Q: Your research focuses heavily on privileged information. What is it, and why is it important in healthcare AI?
In healthcare, many prediction models face a fundamental limitation—certain crucial information is available only after an outcome occurs. For example, in maternal health, some of the most predictive data comes after delivery or complications, making it unavailable for real-time decision-making.

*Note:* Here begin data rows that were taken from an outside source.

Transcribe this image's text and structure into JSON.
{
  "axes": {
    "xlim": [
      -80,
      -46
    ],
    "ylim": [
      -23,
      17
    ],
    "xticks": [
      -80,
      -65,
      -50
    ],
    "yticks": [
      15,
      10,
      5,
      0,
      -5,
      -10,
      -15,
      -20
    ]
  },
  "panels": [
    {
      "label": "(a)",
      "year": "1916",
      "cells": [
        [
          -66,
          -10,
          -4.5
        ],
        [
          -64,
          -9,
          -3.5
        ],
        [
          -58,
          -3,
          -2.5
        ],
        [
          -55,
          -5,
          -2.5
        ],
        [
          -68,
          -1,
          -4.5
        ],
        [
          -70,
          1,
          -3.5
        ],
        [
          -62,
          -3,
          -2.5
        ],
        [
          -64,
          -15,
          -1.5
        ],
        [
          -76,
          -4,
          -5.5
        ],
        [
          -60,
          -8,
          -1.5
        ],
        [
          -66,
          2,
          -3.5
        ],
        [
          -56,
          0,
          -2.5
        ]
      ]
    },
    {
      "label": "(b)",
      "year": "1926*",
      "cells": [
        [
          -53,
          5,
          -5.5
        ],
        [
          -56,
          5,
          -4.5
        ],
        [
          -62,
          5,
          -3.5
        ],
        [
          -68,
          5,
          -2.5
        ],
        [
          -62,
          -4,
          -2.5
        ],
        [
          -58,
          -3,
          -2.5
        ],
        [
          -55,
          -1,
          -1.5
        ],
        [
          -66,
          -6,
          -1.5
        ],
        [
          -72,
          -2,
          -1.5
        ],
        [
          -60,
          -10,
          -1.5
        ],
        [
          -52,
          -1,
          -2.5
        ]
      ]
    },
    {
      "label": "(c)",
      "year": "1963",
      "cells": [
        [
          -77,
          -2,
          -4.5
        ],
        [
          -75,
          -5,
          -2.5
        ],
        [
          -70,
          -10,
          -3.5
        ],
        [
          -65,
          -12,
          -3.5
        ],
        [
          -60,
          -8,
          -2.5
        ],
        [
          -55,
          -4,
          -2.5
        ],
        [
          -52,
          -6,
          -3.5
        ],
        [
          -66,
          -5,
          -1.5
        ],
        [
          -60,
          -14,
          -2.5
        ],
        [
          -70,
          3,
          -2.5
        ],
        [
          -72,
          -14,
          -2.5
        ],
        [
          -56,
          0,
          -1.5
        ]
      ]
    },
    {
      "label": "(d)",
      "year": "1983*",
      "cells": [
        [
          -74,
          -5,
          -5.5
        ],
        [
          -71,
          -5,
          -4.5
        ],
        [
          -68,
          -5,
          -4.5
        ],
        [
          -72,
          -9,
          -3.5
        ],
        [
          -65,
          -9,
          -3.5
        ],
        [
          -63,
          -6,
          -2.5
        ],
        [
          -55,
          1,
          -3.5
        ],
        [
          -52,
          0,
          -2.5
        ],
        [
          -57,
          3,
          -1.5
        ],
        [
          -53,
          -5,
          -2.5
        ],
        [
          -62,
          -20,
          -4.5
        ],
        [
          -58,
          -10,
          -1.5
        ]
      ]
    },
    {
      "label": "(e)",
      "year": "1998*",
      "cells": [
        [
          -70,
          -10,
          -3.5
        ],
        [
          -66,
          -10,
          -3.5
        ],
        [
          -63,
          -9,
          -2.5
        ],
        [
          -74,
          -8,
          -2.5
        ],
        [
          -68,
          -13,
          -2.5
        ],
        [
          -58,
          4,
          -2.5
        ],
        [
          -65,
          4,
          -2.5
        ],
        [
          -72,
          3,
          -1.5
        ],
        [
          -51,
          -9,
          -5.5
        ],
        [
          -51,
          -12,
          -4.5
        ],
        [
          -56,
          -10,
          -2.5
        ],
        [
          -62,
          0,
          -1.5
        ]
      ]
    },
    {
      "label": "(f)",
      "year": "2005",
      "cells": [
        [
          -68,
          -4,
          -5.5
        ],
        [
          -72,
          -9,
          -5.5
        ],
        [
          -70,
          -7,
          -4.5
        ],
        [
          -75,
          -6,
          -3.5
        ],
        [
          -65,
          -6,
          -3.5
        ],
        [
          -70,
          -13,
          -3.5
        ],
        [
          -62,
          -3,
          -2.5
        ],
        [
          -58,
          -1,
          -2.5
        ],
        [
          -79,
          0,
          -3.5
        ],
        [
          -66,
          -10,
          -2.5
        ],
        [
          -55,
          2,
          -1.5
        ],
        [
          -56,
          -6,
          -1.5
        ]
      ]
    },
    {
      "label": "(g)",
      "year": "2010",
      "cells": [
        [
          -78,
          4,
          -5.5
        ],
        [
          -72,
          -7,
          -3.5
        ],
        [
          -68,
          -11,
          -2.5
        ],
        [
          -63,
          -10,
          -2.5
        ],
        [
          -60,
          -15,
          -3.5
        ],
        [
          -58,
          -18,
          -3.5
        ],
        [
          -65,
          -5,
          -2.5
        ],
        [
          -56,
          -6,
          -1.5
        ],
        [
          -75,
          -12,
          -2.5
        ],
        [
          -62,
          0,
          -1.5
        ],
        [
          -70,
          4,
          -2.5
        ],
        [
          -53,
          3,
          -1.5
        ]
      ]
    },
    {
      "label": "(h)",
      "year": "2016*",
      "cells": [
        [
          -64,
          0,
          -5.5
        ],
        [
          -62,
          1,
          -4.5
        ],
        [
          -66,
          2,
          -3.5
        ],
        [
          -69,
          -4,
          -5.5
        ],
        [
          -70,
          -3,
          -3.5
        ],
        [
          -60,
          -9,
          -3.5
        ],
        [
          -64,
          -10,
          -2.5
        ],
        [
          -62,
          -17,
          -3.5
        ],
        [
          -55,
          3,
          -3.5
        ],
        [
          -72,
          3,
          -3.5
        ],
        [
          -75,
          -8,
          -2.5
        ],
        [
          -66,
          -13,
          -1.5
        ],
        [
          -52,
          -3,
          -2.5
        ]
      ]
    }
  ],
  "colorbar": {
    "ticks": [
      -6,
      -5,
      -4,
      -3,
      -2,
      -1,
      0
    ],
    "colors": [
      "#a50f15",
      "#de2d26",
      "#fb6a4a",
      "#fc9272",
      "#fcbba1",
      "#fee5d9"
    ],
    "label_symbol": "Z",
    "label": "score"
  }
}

Traditional approaches in healthcare machine learning often assume that if a condition appears unpredictable from known risk factors, the solution is to collect more data or search for entirely new attributes. However, in many clinical settings, data is limited, and certain features may only become predictive when considered in combination with others. This means we can’t outright dismiss a feature because it doesn’t appear predictive.

 

Adam Lin with familyQ: How has your personal life influenced your research direction?
During my PhD, my own child was born, and experiencing the healthcare system firsthand gave me a deeper appreciation for the challenges faced by clinicians and patients alike. Seeing the uncertainty surrounding maternal and neonatal health reinforced my commitment to developing AI-driven solutions that can provide better clinical insights.

 

Q: What’s next after your PhD? Do you plan to continue in this research field?
First, I plan to take a well-earned break—hopefully traveling to China with my son before he starts 3-K!

Research-wise, I’m particularly excited about the potential of large language models (LLMs) for risk factor selection and transfer learning in healthcare AI. LLMs could enhance clinical prediction models, making them both more accurate and interpretable. I don’t have a specific job lined up yet, but I’d love to join an industry healthcare research lab where I can continue working on AI for maternal and neonatal health, clinical decision-making, and diagnostics.

 

Q: Any advice for students who are considering a career in AI for healthcare?
Be curious and open to exploring different disciplines. My journey started in finance, but a single exposure to programming changed everything. The intersection of AI and healthcare is incredibly rewarding, but it requires collaboration with domain experts, patience in dealing with complex medical data, and a deep commitment to solving real-world problems. Most importantly, find work that feels meaningful to you—because that’s what will keep you going when challenges arise.